I'm not a big MM fan, but Sicko was pretty interesting. It's on heavy rotation now on the movie channels here, and I can see why. In general it seems Europeans don't know or perhaps don't believe how the US system actually works - and vice versa. While it certainly is a biased movie, it doesn't seem to actually misrepresent the situation much. The only thing that is just silly is the Cuban stunt at the end. Fine, it hammers down the point, but I don't think it was necessary and its sensationalism damages the movie as a whole.
So was the french doctor right, is it impossible for the US to get a similar system? Well, I had a brief optimistic spell, thinking that the US was perhaps ripe for real progress. I still think that enough Americans are willing to change, even in very drastic ways. But I think it is clear that Obama is not the man to push them along. Is there ever going to be a better time to push for universal health care than now, as part of the rescue package? Hopefully not. So why isn't it in there? It could have been sold as a way to level the playing field for the auto industry, a way to make unemployment checks go longer and a way to improve worker mobility. Surely it can be sold as a way to streamline healthcare, an industry that is dragging down the country by being preposterously inefficient.

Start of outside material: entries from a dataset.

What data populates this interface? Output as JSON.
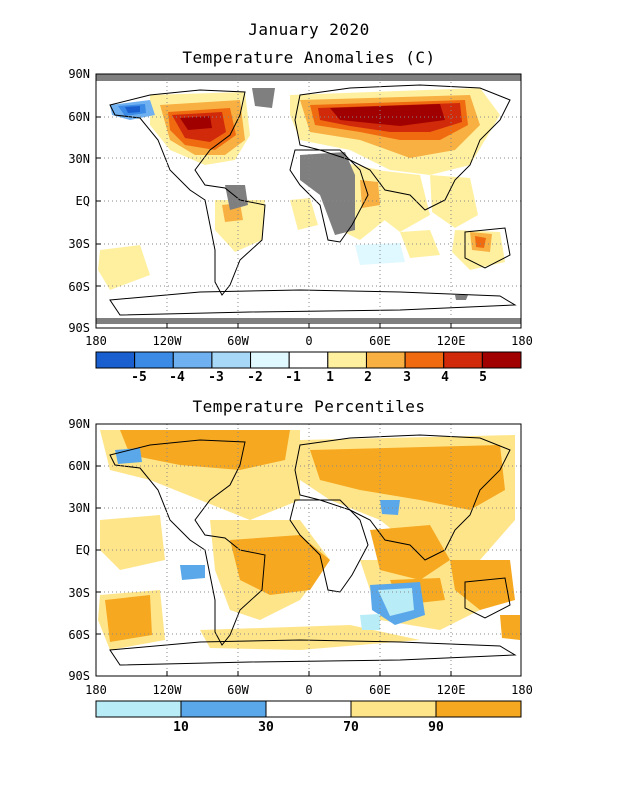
{
  "figure": {
    "title": "January 2020",
    "map1": {
      "title": "Temperature Anomalies (C)",
      "colorbar": {
        "labels": [
          "-5",
          "-4",
          "-3",
          "-2",
          "-1",
          "1",
          "2",
          "3",
          "4",
          "5"
        ],
        "colors": [
          "#1a5fd0",
          "#3a8ae6",
          "#6fb0f0",
          "#a8d8f8",
          "#e0f8ff",
          "#ffffff",
          "#fff0a0",
          "#f7b041",
          "#f06a10",
          "#d02a0a",
          "#a00000"
        ]
      }
    },
    "map2": {
      "title": "Temperature Percentiles",
      "colorbar": {
        "labels": [
          "10",
          "30",
          "70",
          "90"
        ],
        "colors": [
          "#b8ecf6",
          "#5aa8ea",
          "#ffffff",
          "#ffe58a",
          "#f6a820"
        ]
      }
    },
    "axes": {
      "y_ticks": [
        "90N",
        "60N",
        "30N",
        "EQ",
        "30S",
        "60S",
        "90S"
      ],
      "x_ticks": [
        "180",
        "120W",
        "60W",
        "0",
        "60E",
        "120E",
        "180"
      ]
    }
  }
}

The sad truth is that universal healthcare seems to come about only in the wake of a devastating national tragedy (think WWII), during the formation of a new country or as part of a communist revolution. Since neither the dissolution of the USA, nor its reformation as a communist country are very likely in the near future, it seems reasonable to assume that UH can only make it in the US if the economy starts to go really downhill - depression style - or if it just refuses to improve in any fashion for a few years. Maybe Obama will be able to push it through in his second term. I guess that will have to pass for optimism for now.